Situations contrastées selon la nature des nappes

Sur les deux-tiers nord du territoire et sur le Sud-Ouest, les épisodes de recharge ont ainsi été très bénéfiques, analyse le BRGM. L’état des nappes est jugé favorable sur l’Artois, l’est de la Lorraine, la plaine d’Alsace et l’Avant-Pays savoyard. Mais la situation reste dégradée sur les nappes inertielles à mixtes du centre et de l’ouest du Bassin parisien, de la plaine de la Limagne, du Sundgau (sud Alsace) et du couloir Rhône-Saône. Des niveaux préoccupants, de bas à très bas, sont toujours observés localement dans le Bassin parisien et le couloir Rhône-Saône.

Dans le sud-est de la France, l’état s’améliore légèrement sur les nappes des massifs de socle (sud Massif central) et de calcaires (Grands Causses, bordure cévenole et Provence) et n’évolue pas sur les nappes des plaines et de la côte méditerranéenne, constate le BRGM, avec des situations qui restent généralement sous les normales mensuelles. Les niveaux sont "préoccupants" sur les nappes du Roussillon, des calcaires du massif des Corbières et des alluvions de la côte du Languedoc, les pluies restant très insuffisantes pour compenser les déficits accumulés depuis 2022.

Ainsi, "les niveaux sont très favorables sur les nappes réactives des deux-tiers nord et du sud-ouest, mais restent sous les normales pour les nappes de la Corse, du pourtour méditerranéen, de la plaine de la Limagne, du couloir Rhône-Saône, du sud de l'Alsace et du Bassin parisien", note le BRGM.

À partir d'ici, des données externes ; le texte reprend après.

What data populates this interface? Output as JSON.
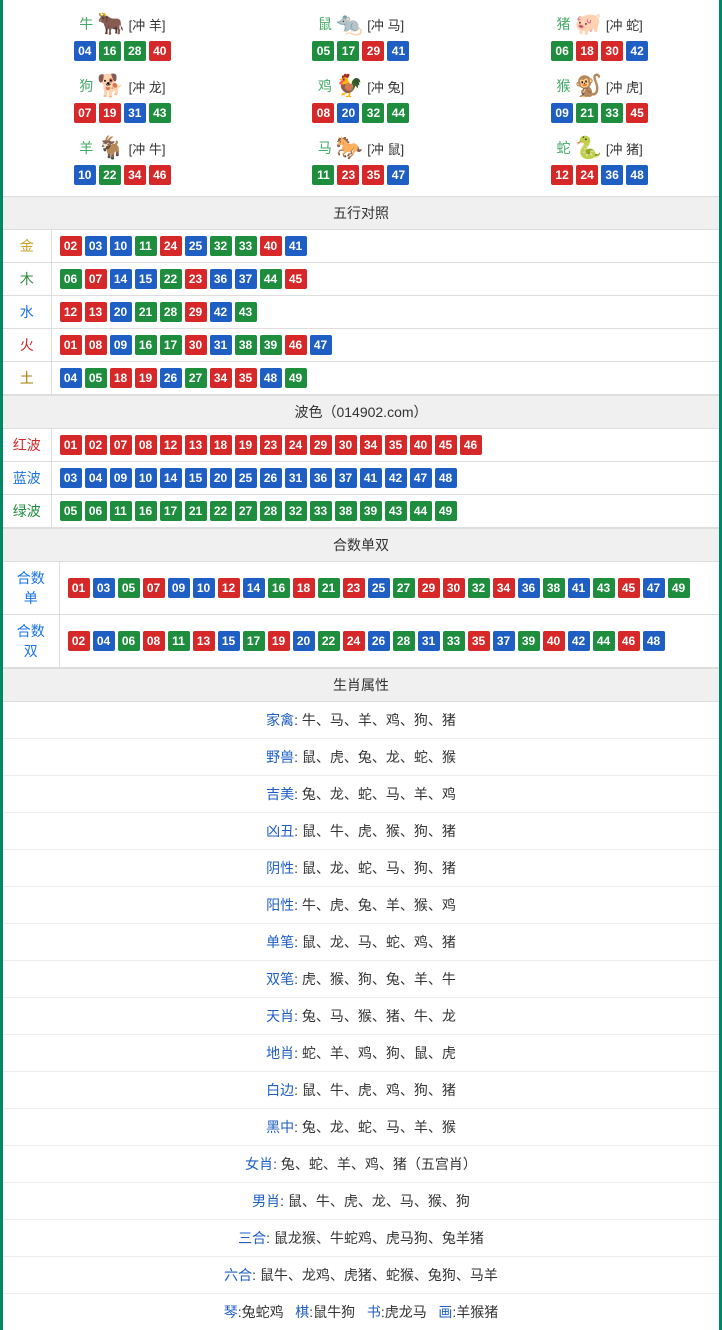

Prudence pour les prévisions 2024

Pour 2024, la prudence reste de mise. "On est certes très satisfait que le début de la période de recharge des nappes soit excédentaire sur une large partie du territoire mais il faudrait qu'il continue à bien pleuvoir pour garantir de bons niveaux pour l'an prochain", a indiqué Violaine Bault. Si pour certaines nappes très réactives, un scénario optimiste peut se profiler si les précipitations restent de mise, pour d'autres, inertielles (Artois, bassin parisien, couloir Rhône-Saône) ou très dégradées (Roussillon), la reconstitution des réserves en eau apparaît "difficilement envisageable d'ici le printemps 2024" et il y aura "probablement des tensions sur celles déjà en déficit", a-t-elle indiqué.

Le ministre de la Transition écologique, Christophe Béchu a pour sa part salué l'amélioration de la situation des nappes, "rassurante pour les Français", tout en soulignant qu'il reste malgré tout "quelques zones critiques". "Amélioration ne signifie pas baisse de la vigilance, il serait irresponsable que les acteurs baissent leurs efforts" de préservation de la ressource en eau, a-t-il enjoint.